In this study, we investigated the effect of Toll-like receptor 2 (TLR2) ligation on the permissiveness of activated CD4⁺ T cells to HIV-1 infection by focusing our experiments on the relative susceptibility of cell subsets based on their expression of CCR6. Purified primary human CD4⁺ T cells were first subjected to a CD3/CD28 costimulation before treatment with the TLR2 agonist Pam3CSK4. Finally, cells were inoculated with R5-tropic HIV-1 particles that permit us to study the effect of TLR2 triggering on virus production at both population and single-cell levels. We report here that HIV-1 replication is augmented in CD3/CD28-costimulated CCR6⁺ CD4⁺ T cells upon engagement of the cell surface TLR2. Additional studies indicate that a higher virus entry and polymerization of the cortical actin are seen in this cell subset following TLR2 stimulation. A TLR2-mediated increase in the level of phosphorylated NF-κB p65 subunit was also detected in CD3/CD28-costimulated CCR6⁺ CD4⁺ T cells. We propose that, upon antigenic presentation, an engagement of TLR2 acts specifically on CCR6⁺ CD4⁺ T cells by promoting virus entry in an intracellular milieu more favorable for productive HIV-1 infection.
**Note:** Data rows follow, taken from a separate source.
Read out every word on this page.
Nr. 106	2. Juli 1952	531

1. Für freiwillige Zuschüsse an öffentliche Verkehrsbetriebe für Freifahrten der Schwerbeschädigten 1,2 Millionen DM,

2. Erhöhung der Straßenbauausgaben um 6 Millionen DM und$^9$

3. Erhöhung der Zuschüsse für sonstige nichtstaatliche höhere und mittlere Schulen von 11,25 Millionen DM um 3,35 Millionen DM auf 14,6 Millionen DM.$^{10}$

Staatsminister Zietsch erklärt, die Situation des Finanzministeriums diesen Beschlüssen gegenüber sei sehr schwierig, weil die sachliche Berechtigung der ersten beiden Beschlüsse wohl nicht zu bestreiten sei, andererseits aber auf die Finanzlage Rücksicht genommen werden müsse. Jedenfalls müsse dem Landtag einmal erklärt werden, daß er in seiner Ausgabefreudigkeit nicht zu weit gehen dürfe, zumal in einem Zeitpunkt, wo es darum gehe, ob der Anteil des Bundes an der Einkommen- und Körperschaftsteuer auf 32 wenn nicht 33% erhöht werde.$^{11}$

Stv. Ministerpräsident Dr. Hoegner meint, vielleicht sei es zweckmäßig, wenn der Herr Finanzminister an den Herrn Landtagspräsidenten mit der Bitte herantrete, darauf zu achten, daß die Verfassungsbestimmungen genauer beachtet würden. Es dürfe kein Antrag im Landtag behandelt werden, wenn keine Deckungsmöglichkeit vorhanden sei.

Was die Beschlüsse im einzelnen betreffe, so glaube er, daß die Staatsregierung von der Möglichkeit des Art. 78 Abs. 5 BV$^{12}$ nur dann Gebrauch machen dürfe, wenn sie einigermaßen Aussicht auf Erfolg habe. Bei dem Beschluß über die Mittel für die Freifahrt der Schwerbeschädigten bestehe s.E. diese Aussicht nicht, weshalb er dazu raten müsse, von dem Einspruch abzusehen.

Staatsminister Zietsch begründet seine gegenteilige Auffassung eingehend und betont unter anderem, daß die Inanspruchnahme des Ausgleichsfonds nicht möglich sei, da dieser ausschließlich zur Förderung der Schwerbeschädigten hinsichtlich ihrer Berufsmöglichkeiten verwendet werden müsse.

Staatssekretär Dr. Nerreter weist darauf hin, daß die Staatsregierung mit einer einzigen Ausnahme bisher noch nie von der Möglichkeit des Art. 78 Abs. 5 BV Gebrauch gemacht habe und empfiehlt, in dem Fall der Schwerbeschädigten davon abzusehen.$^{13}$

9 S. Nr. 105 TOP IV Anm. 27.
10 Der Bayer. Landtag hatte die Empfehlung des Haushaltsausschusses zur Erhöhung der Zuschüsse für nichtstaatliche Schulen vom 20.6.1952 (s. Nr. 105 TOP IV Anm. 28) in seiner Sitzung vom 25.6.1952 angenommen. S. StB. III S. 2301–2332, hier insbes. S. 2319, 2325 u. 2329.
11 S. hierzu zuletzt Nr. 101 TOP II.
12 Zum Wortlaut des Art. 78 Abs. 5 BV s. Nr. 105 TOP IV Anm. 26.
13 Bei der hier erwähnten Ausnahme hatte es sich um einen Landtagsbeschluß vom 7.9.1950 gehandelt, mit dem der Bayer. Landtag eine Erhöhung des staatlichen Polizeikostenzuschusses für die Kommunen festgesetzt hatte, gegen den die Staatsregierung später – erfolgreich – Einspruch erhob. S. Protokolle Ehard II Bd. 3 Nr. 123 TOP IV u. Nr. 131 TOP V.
IMPORTANCE Following primary infection, HIV-1 induces an immunological and structural disruption of the gut mucosa, leading to bacterial translocation and release of microbial components in the bloodstream. These pathogen-derived constituents include several agonists of Toll-like receptors that may affect gut-homing CD4⁺ T cells, such as those expressing the chemokine receptor CCR6, which are highly permissive to HIV-1 infection. We demonstrate that TLR2 ligation in CD3/CD28-costimulated CCR6⁺ CD4⁺ T cells leads to enhanced virus production. Our results highlight the potential impact of bacterial translocation on the overall permissiveness of CCR6⁺ CD4⁺ T cells to productive HIV-1 infection.